Le retour des classes populaires et de l’alliance entre prolos et bobos

Par Jean-Claude Rennwald, conseiller national (PS/JU), vice-président de l’USS, politologue

Les élections régionales françaises du mois de mars et le triple non helvétique du 16 mai au paquet fiscal, à la 11e révision de l’AVS et à l’augmentation de la TVA en faveur de l’AVS et de l’AI présentent trois caractéristiques communes :

• Une augmentation de la participation par rapport aux précédents scrutins du même type.

• Le retour des catégories populaires à un vote de gauche et en faveur des mots d’ordre des forces progressistes (syndicats, partis de gauche, mouvements associatifs).

• La (re)naissance d’une alliance entre les classes populaires - les prolos - et une partie importante de la nouvelle classe moyenne - les bobos (bourgeois bohèmes branchés) - qui, ensemble, constituent la majorité de la population. 

France : du jamais vu depuis 1981 

A l’occasion du second tour des élections régionales, le 28 mars dernier, la gauche française a récolté plus de 50 % des voix, un niveau qu’elle n’avait plus atteint depuis le premier tour des législatives de 1981. Pour Louis Maurin, observateur averti de la vie politique française, ce succès tient pour une bonne part au fait qu’une partie des couches populaires et moyennes se sont déplacées vers la gauche (Alternatives économiques, mai 2004). Au premier tour de l’élection présidentielle de 2002, 30 % des ouvriers seulement avaient voté pour un candidat de gauche, soit à peine plus que pour l’extrême droite. Lionel Jospin n’avait recueilli que 11 % du vote ouvrier, contre 24 % à Jean-Marie Le Pen. En 2004, un sondage de la SOFRES montre que la moitié des ouvriers ont voté pour les listes de gauche. A cette occasion, certaines composantes de la gauche, spécialement le PS, ont retrouvé une partie de l’électorat populaire qu’elles avaient quelque peu délaissé au profit de la nouvelle classe moyenne (ingénieurs, enseignants, travailleurs de la culture). C’est dire que depuis ce printemps, la gauche française et surtout le PS sont à nouveau l’expression de l'alliance nécessaire entre les classes populaires et la nouvelle classe moyenne.

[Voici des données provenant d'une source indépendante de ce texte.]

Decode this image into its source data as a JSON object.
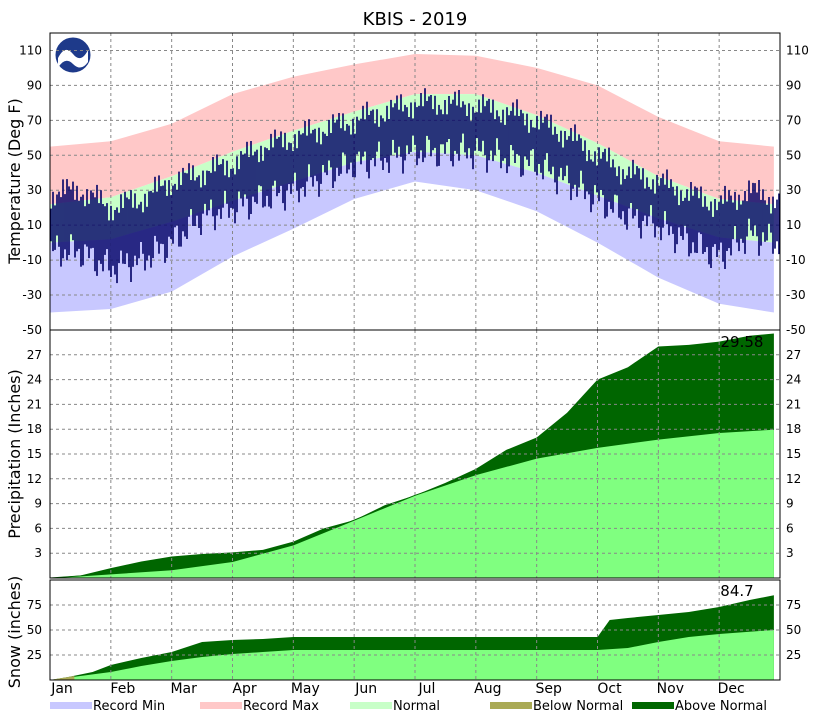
{
  "colors": {
    "record_min": "#c8c8ff",
    "record_max": "#ffc8c8",
    "normal": "#c8ffc8",
    "observed": "#000066",
    "normal_precip": "#80ff80",
    "above_normal": "#006600",
    "below_normal": "#aaaa55",
    "grid": "#888888"
  },
  "chart_data": [
    {
      "type": "area",
      "title": "KBIS - 2019",
      "ylabel": "Temperature (Deg F)",
      "ylim": [
        -50,
        120
      ],
      "yticks": [
        -50,
        -30,
        -10,
        10,
        30,
        50,
        70,
        90,
        110
      ],
      "months": [
        "Jan",
        "Feb",
        "Mar",
        "Apr",
        "May",
        "Jun",
        "Jul",
        "Aug",
        "Sep",
        "Oct",
        "Nov",
        "Dec"
      ],
      "grid": true,
      "series": [
        {
          "name": "Record Min",
          "x_month": [
            1,
            2,
            3,
            4,
            5,
            6,
            7,
            8,
            9,
            10,
            11,
            12,
            12.9
          ],
          "values": [
            -40,
            -38,
            -28,
            -8,
            8,
            25,
            35,
            30,
            18,
            0,
            -20,
            -35,
            -40
          ]
        },
        {
          "name": "Record Max",
          "x_month": [
            1,
            2,
            3,
            4,
            5,
            6,
            7,
            8,
            9,
            10,
            11,
            12,
            12.9
          ],
          "values": [
            55,
            58,
            68,
            85,
            95,
            102,
            108,
            107,
            100,
            90,
            72,
            58,
            55
          ]
        },
        {
          "name": "Normal",
          "x_month": [
            1,
            2,
            3,
            4,
            5,
            6,
            7,
            8,
            9,
            10,
            11,
            12,
            12.9
          ],
          "low": [
            0,
            2,
            12,
            24,
            35,
            46,
            52,
            50,
            40,
            27,
            14,
            3,
            0
          ],
          "high": [
            22,
            26,
            38,
            52,
            64,
            75,
            85,
            85,
            73,
            57,
            38,
            25,
            22
          ]
        },
        {
          "name": "Observed",
          "x_month": [
            1,
            1.5,
            2,
            2.5,
            3,
            3.5,
            4,
            4.5,
            5,
            5.5,
            6,
            6.5,
            7,
            7.5,
            8,
            8.5,
            9,
            9.5,
            10,
            10.5,
            11,
            11.5,
            12,
            12.5,
            12.9
          ],
          "low": [
            -5,
            -5,
            -15,
            -10,
            0,
            15,
            20,
            25,
            30,
            38,
            45,
            48,
            52,
            52,
            52,
            48,
            45,
            35,
            25,
            15,
            10,
            0,
            -8,
            5,
            0
          ],
          "high": [
            28,
            30,
            20,
            25,
            35,
            40,
            45,
            55,
            60,
            65,
            70,
            75,
            80,
            80,
            78,
            75,
            70,
            62,
            50,
            40,
            35,
            28,
            22,
            30,
            25
          ]
        }
      ]
    },
    {
      "type": "area",
      "ylabel": "Precipitation (Inches)",
      "ylim": [
        0,
        30
      ],
      "yticks": [
        3,
        6,
        9,
        12,
        15,
        18,
        21,
        24,
        27
      ],
      "total_label": "29.58",
      "series": [
        {
          "name": "Normal",
          "x_month": [
            1,
            2,
            3,
            4,
            5,
            6,
            7,
            8,
            9,
            10,
            11,
            12,
            12.9
          ],
          "values": [
            0,
            0.5,
            1.0,
            2.0,
            4.0,
            7.0,
            10.0,
            12.5,
            14.5,
            15.8,
            16.8,
            17.6,
            18.0
          ]
        },
        {
          "name": "Observed",
          "x_month": [
            1,
            1.5,
            2,
            2.5,
            3,
            3.5,
            4,
            4.5,
            5,
            5.5,
            6,
            6.5,
            7,
            7.5,
            8,
            8.5,
            9,
            9.5,
            10,
            10.5,
            11,
            11.5,
            12,
            12.5,
            12.9
          ],
          "values": [
            0,
            0.3,
            1.2,
            2.0,
            2.6,
            2.9,
            3.1,
            3.4,
            4.4,
            6.0,
            7.0,
            8.8,
            10.0,
            11.5,
            13.2,
            15.5,
            17.0,
            20.0,
            24.0,
            25.5,
            28.0,
            28.2,
            28.6,
            29.3,
            29.58
          ]
        }
      ]
    },
    {
      "type": "area",
      "ylabel": "Snow (inches)",
      "ylim": [
        0,
        100
      ],
      "yticks": [
        25,
        50,
        75
      ],
      "total_label": "84.7",
      "series": [
        {
          "name": "Normal",
          "x_month": [
            1,
            1.5,
            2,
            2.5,
            3,
            3.5,
            4,
            4.5,
            5,
            6,
            7,
            8,
            9,
            10,
            10.5,
            11,
            11.5,
            12,
            12.9
          ],
          "values": [
            0,
            4,
            8,
            14,
            19,
            23,
            26,
            28,
            30,
            30,
            30,
            30,
            30,
            30,
            32,
            38,
            43,
            46,
            50
          ]
        },
        {
          "name": "Observed",
          "x_month": [
            1,
            1.3,
            1.7,
            2,
            2.5,
            3,
            3.5,
            4,
            4.5,
            5,
            6,
            7,
            8,
            9,
            10,
            10.2,
            10.5,
            11,
            11.5,
            12,
            12.5,
            12.9
          ],
          "values": [
            0,
            3,
            8,
            15,
            22,
            28,
            38,
            40,
            41,
            43,
            43,
            43,
            43,
            43,
            43,
            60,
            62,
            65,
            68,
            73,
            80,
            84.7
          ]
        }
      ]
    }
  ],
  "legend": [
    {
      "label": "Record Min",
      "color": "#c8c8ff"
    },
    {
      "label": "Record Max",
      "color": "#ffc8c8"
    },
    {
      "label": "Normal",
      "color": "#c8ffc8"
    },
    {
      "label": "Below Normal",
      "color": "#aaaa55"
    },
    {
      "label": "Above Normal",
      "color": "#006600"
    }
  ]
}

Le niveau de participation aux élections régionales de 2004 (62 %) a progressé de 4 points par rapport à la même élection en 1998. Cela confirme la tendance selon laquelle le recul de l’abstention profite généralement à la gauche. Il convient toutefois de rester prudents à propos de cette évolution, comme le souligne Louis Maurin : « Le redressement de la participation en 2004 traduit probablement moins un changement durable de comportement que la force du mécontentement face à la politique du gouvernement. »

Suisse : l’arrogance ne paie pas

Cette dernière remarque s’applique parfaitement au scrutin fédéral du 16 mai. Le triple non sorti des urnes exprime d’abord un profond sentiment d’amertume d’une grande majorité des votants à l’égard de l’arrogance du Conseil fédéral et de la majorité bourgeoise du Parlement. En soumettant simultanément au peuple un paquet fiscal profitant essentiellement aux catégories les plus aisées et une 11e révision de l’AVS synonyme d’un démantèlement pur et simple de notre institution sociale la plus emblématique, ils ont eux-mêmes contribué à déclencher ce mouvement de rejet, qui a aussi emporté la hausse de la TVA. Un mouvement qui s’est traduit par un taux de participation élevé (pour la Suisse), de 50.3 %, soit 5 points de plus que lors du scrutin du 8 février, qui portait pourtant, lui aussi, sur des sujets sensibles (droit de bail, contreprojet Avanti, internement à vie des délinquants).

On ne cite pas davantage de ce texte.